Welcome!

The Goodrich Group is a theoretical and computational soft matter group that is generally interested in how vast parameter spaces that appear in many systems give rise to rich, emergent behavior. Similar to how high-dimensional spaces are central to emergent complexity in machine learning and evolution, highly tunable physical systems can also give rise to complex and controllable behavior, offering both a route to deeper understanding and a platform for the rational design of qualitatively new behavior. We aim to uncover general physical principles that govern structure, dynamics, and physical learning in systems ranging from disordered solids to programmable nanomaterials. By identifying universal mechanisms that transcend specific materials or scales, we hope to advance both fundamental physics and the rational engineering of complex matter — enabling new forms of self-assembly, adaptability, and biomimetic functionality in real materials and devices.

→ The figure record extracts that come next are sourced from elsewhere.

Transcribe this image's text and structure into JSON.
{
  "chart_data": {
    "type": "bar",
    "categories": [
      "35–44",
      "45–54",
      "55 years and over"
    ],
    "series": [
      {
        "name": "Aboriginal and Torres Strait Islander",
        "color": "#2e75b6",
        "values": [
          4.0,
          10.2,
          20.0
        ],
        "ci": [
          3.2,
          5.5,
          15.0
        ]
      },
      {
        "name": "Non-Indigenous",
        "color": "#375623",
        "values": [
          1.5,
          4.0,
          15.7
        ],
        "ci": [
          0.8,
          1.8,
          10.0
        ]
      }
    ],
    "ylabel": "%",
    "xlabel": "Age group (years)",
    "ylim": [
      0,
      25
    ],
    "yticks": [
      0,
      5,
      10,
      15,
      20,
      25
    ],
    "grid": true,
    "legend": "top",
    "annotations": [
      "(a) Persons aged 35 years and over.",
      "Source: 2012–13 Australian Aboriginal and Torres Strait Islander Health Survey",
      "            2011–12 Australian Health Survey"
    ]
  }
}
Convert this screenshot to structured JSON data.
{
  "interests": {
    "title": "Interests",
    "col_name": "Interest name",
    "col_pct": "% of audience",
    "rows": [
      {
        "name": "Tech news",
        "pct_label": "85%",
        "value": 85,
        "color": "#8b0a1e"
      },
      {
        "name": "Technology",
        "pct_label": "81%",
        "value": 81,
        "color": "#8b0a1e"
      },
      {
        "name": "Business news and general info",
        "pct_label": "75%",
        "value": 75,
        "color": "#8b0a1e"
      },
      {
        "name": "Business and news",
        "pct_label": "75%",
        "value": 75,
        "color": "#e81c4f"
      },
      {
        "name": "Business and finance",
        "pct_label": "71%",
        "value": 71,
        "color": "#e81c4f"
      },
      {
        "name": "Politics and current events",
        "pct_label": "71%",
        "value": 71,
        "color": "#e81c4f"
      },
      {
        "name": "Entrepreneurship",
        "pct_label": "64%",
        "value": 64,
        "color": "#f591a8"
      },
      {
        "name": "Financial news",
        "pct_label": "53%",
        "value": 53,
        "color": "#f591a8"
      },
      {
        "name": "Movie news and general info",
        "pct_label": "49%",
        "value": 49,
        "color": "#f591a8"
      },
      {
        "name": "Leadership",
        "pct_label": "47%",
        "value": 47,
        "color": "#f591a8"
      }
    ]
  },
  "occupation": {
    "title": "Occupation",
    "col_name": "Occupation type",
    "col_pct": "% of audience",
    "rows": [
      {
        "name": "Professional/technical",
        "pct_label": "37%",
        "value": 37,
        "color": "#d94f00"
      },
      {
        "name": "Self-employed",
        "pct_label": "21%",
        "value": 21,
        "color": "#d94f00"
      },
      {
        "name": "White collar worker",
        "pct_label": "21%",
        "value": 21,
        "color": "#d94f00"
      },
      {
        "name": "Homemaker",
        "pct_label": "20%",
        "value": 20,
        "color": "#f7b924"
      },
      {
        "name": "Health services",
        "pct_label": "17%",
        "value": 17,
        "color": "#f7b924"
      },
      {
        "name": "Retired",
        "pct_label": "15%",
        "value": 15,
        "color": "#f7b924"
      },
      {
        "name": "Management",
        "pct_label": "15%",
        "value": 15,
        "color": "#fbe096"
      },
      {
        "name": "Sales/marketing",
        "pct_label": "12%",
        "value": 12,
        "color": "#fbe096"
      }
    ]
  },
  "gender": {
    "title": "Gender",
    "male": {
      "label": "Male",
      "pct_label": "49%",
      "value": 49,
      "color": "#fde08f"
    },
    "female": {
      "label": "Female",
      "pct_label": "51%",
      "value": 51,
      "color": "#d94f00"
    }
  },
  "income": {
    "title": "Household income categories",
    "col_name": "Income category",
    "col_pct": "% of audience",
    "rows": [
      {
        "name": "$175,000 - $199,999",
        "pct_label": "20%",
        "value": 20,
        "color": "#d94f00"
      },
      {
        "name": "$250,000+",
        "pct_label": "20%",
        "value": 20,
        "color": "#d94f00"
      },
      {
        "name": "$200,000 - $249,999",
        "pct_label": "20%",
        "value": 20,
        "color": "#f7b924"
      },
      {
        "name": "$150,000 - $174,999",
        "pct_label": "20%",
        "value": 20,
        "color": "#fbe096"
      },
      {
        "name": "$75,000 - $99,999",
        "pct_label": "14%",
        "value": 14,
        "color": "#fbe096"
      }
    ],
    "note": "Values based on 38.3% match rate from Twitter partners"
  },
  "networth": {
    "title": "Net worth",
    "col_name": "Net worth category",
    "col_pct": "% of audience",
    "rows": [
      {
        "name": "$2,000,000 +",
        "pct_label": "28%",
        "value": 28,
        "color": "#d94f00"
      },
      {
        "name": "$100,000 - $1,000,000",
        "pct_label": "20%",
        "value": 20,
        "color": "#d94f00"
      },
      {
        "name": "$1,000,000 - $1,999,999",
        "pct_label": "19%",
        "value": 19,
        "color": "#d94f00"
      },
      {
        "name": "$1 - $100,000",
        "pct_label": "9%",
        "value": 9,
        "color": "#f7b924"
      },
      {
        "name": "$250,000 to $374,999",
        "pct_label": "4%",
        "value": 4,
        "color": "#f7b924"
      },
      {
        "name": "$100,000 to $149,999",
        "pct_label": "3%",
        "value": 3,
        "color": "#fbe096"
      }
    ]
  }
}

Our approach combines theory, computation, and algorithmic innovation. We develop and apply new methodologies such as automatic differentiation in molecular dynamics and gradient-based optimization over path ensembles, allowing us to directly connect microscopic dynamics to emergent behavior and design objectives. Current efforts span programmable self-assembly, inverse design in disordered systems, physical learning, and functional nanomachines. Together, these threads aim to build a unified framework for understanding and engineering matter that can organize, compute, and act with purpose.

Our work is supported by grants from the Austrian Science Fund (FWF) and the Gesellschaft für Forschungsförderung Niederösterreich (GFF).